WASHINGTON, September 17, 2021—Republican representative from Colorado Ken Buck advocated for legislators to “tighten up” the language of Section 230 while preserving the “spirit of the internet” and enhancing competition.

There is common ground in supporting efforts to minimize speech advocating for imminent harm, said Buck, even though he noted that Republican and Democratic critics tend to approach the issue of changing Section 230 from vastly different directions

“Nobody wants a terrorist organization recruiting on the internet or an organization that is calling for violent actions to have access to Facebook,” Buck said. He followed up that statement, however, by stating that the most effective way to combat “bad speech is with good speech” and not by censoring “what one person considers bad speech.”

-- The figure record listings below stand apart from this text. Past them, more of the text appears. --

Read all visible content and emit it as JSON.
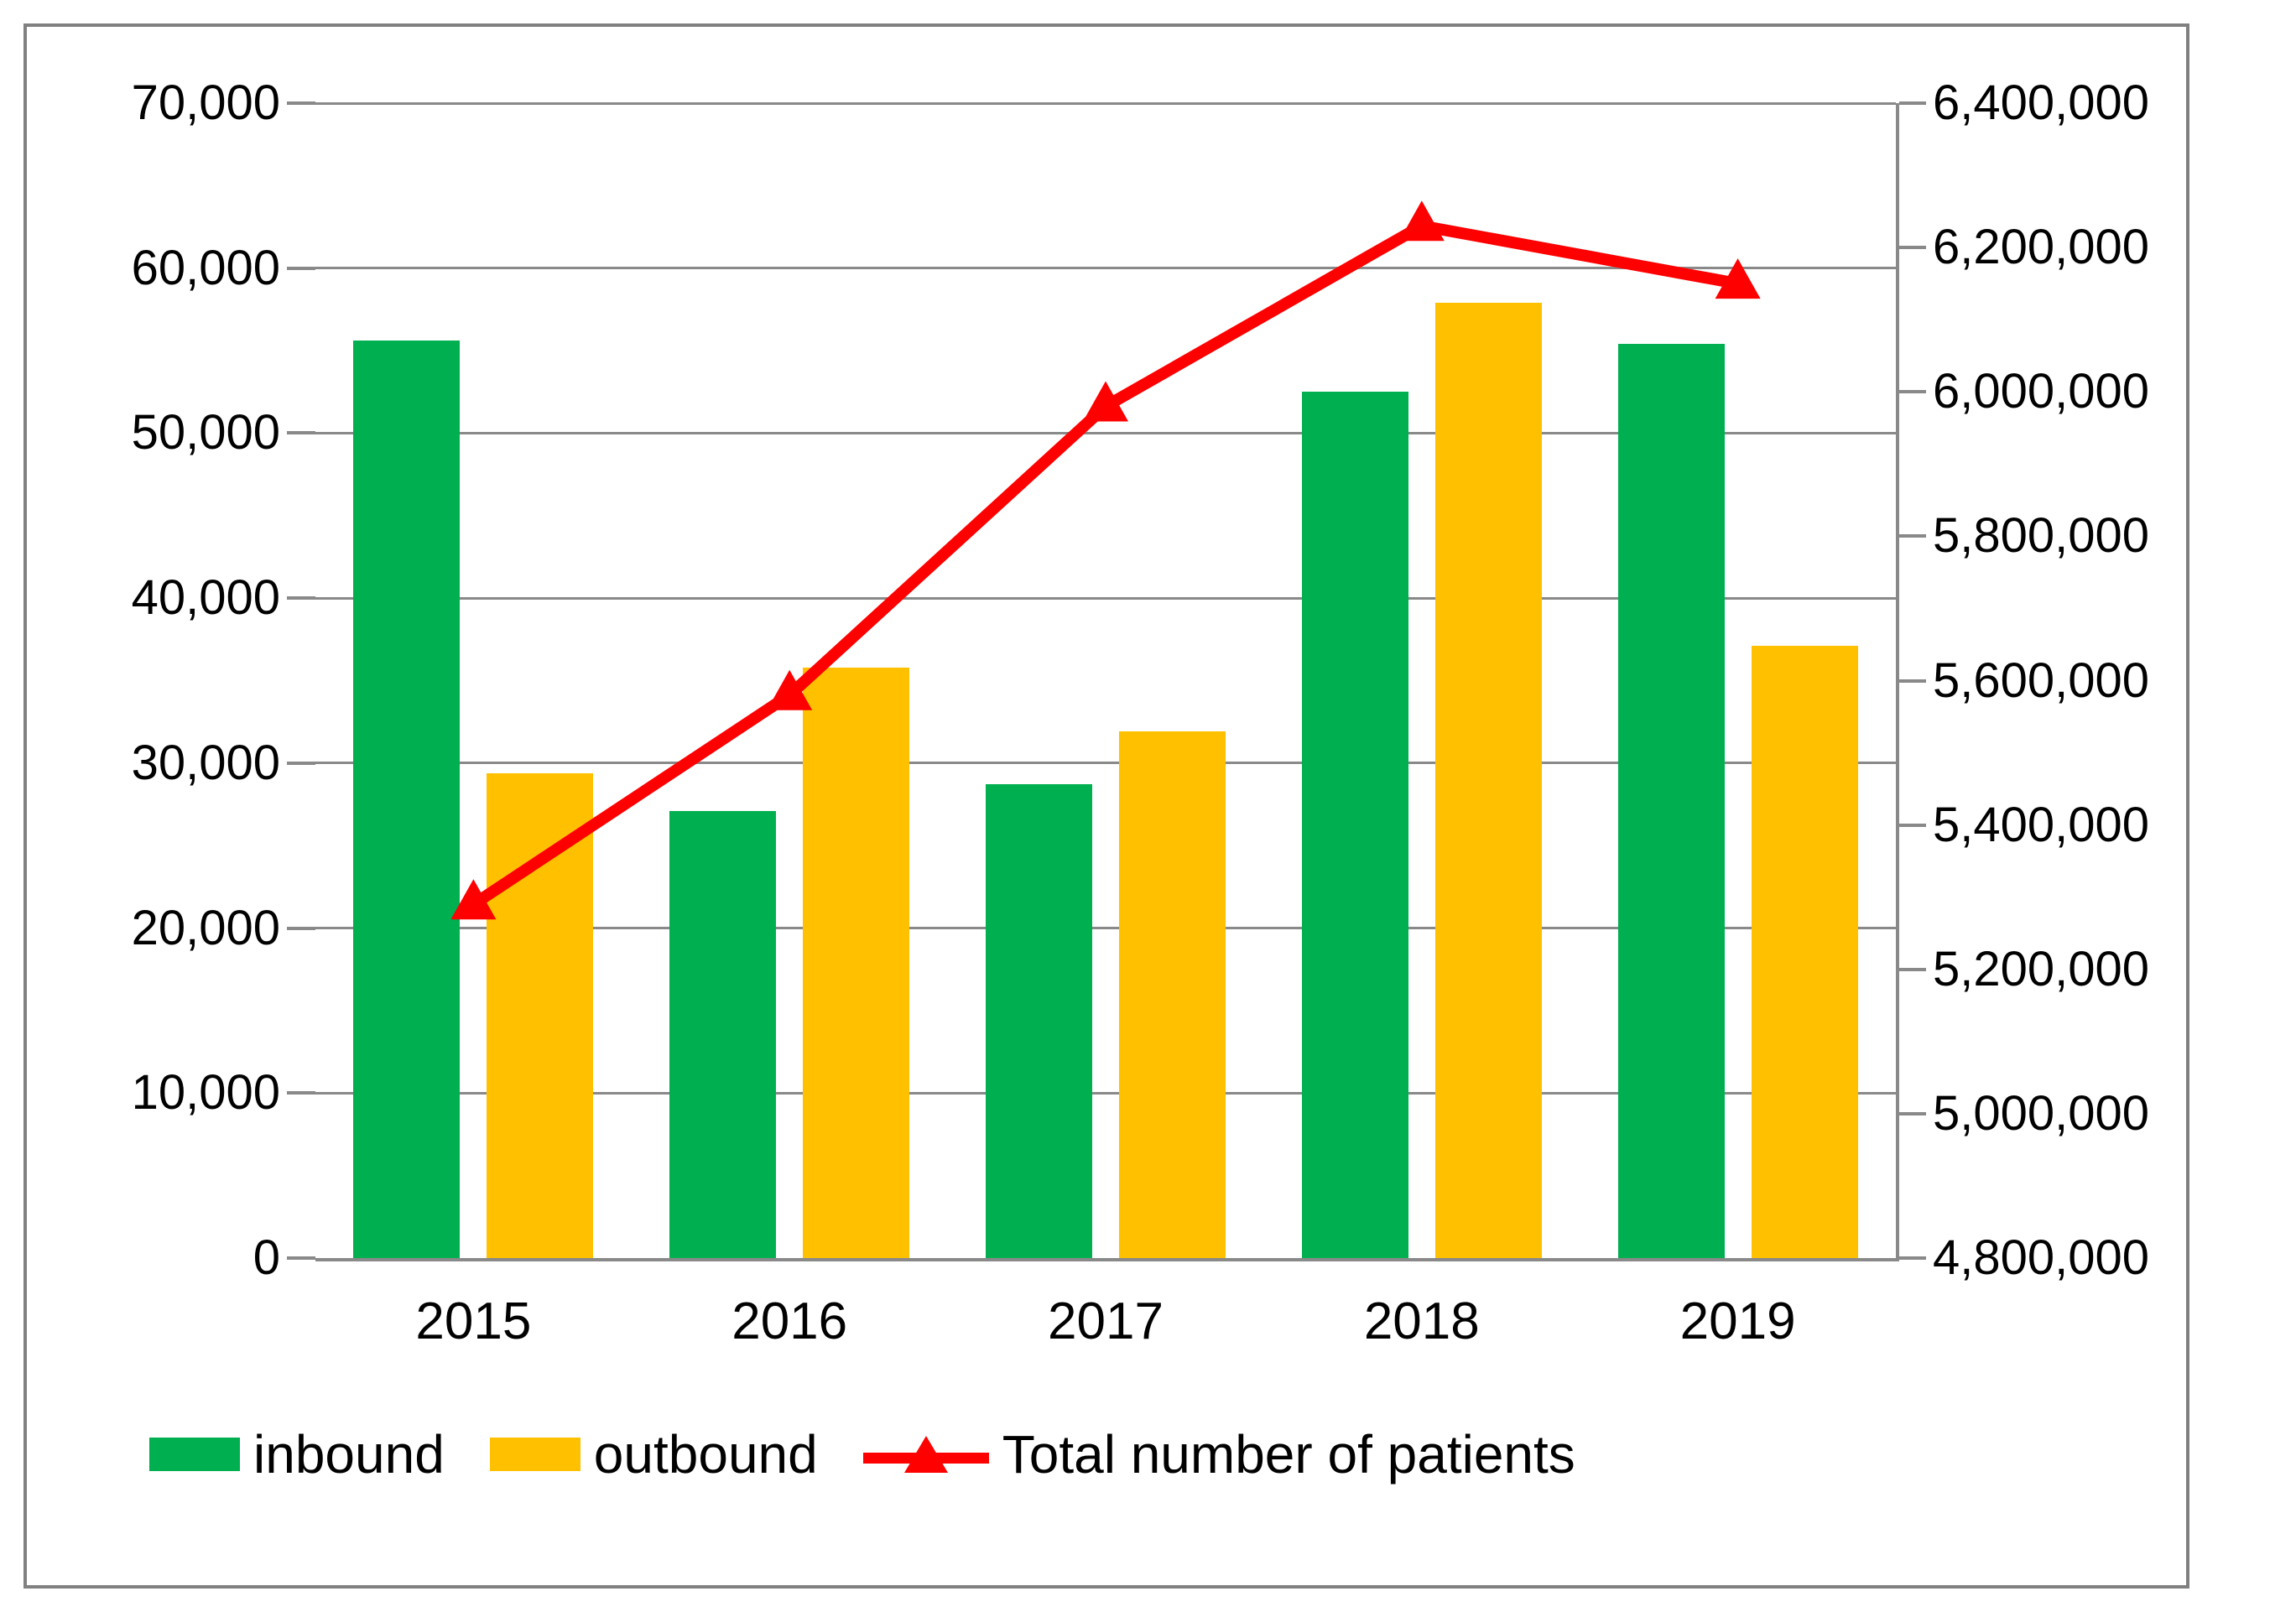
{
  "chart_data": {
    "type": "bar",
    "subtype": "grouped-bars-with-line-combo",
    "title": "",
    "categories": [
      "2015",
      "2016",
      "2017",
      "2018",
      "2019"
    ],
    "series": [
      {
        "name": "inbound",
        "type": "bar",
        "axis": "left",
        "color": "#00B050",
        "values": [
          55600,
          27100,
          28700,
          52500,
          55400
        ]
      },
      {
        "name": "outbound",
        "type": "bar",
        "axis": "left",
        "color": "#FFC000",
        "values": [
          29400,
          35800,
          31900,
          57900,
          37100
        ]
      },
      {
        "name": "Total number of patients",
        "type": "line",
        "axis": "right",
        "color": "#FF0000",
        "marker": "triangle-up",
        "values": [
          5290000,
          5580000,
          5980000,
          6230000,
          6150000
        ]
      }
    ],
    "left_axis": {
      "min": 0,
      "max": 70000,
      "step": 10000,
      "tick_labels_top_to_bottom": [
        "70,000",
        "60,000",
        "50,000",
        "40,000",
        "30,000",
        "20,000",
        "10,000",
        "0"
      ]
    },
    "right_axis": {
      "min": 4800000,
      "max": 6400000,
      "step": 200000,
      "tick_labels_top_to_bottom": [
        "6,400,000",
        "6,200,000",
        "6,000,000",
        "5,800,000",
        "5,600,000",
        "5,400,000",
        "5,200,000",
        "5,000,000",
        "4,800,000"
      ]
    },
    "grid": true,
    "legend_position": "bottom-left",
    "legend": [
      "inbound",
      "outbound",
      "Total number of patients"
    ]
  },
  "colors": {
    "inbound_green": "#00B050",
    "outbound_gold": "#FFC000",
    "line_red": "#FF0000",
    "gridline_gray": "#898989",
    "border_gray": "#808080",
    "background": "#ffffff",
    "text": "#000000"
  }
}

Antitrust not necessarily the best means to improve competition policy

For companies that are not technically in violation of antitrust policies, improving competition though other means would have to be the answer, said Buck. He pointed to Parler as a social media platform that is an appropriate alternative to Twitter.

Though some Twitter users did flock to Parler, particularly during and around the 2020 election, the newer social media company has a reputation for allowing objectionable content that would otherwise be unable to thrive on social media.

Buck also set himself apart from some of his fellow Republicans—including Donald Trump—by clarifying that he does not want to repeal Section 230.

“I think that repealing Section 230 is a mistake,” he said, “If you repeal section 230 there will be a slew of lawsuits.” Buck explained that without the protections afforded by Section 230, big companies will likely find a way to sufficiently address these lawsuits and the only entities that will be harmed will be the alternative platforms that were meant to serve as competition.

More content moderation needed

Daphne Keller of the Stanford Cyber Policy Center argued that it is in the best interest of social media platforms to enact various forms of content moderation, and address speech that may be legal but objectionable.

“If platforms just hosted everything that users wanted to say online, or even everything that’s legal to say—everything that the First Amendment permits—you would get this sort of cesspool or mosh pit of online speech that most people don’t actually want to see,” she said. “Users would run away and advertisers would run away and we wouldn’t have functioning platforms for civic discourse.”

Even companies like Parler and Gab—which pride themselves on being unyielding bastions of free speech—have begun to engage in content moderation.

“There’s not really a left right divide on whether that’s a good idea, because nobody actually wants nothing but porn and bullying and pro-anorexia content and other dangerous or garbage content all the time on the internet.”

She explained that this is a double-edged sword, because while consumers seem to value some level of moderation, companies moderating their platforms have a huge amount of influence over what their consumers see and say.

What problems do critics of Section 230 want addressed?

Internet Association President and CEO Dane Snowden stated that most of the problems surrounding the Section 230 discussion boil down to a fundamental disagreement over the problems that legislators are trying to solve.

Changing the language of Section 230 would impact not just the tech industry: “[Section 230] impacts ISPs, libraries, and universities,” he said, “Things like self-publishing, crowdsourcing, Wikipedia, how-to videos—all those things are impacted by any kind of significant neutering of Section 230.”

Section 230 was created to give users the ability and security to create content online without fear of legal reprisals, he said.

Another significant supporter of the status quo was Chamber of Progress CEO Adam Kovacevich.

“I don’t think Section 230 needs to be fixed. I think it needs [a better] publicist.” Kovacevich stated that policymakers need to gain a better appreciation for Section 230, “If you took away 230 You would have you’d give companies two bad options: either turn into Disneyland or turn into a wasteland.”

“Either turn into a very highly curated experience where only certain people have the ability to post content, or turn into a wasteland where essentially anything goes because a company fears legal liability,” Kovacevich said.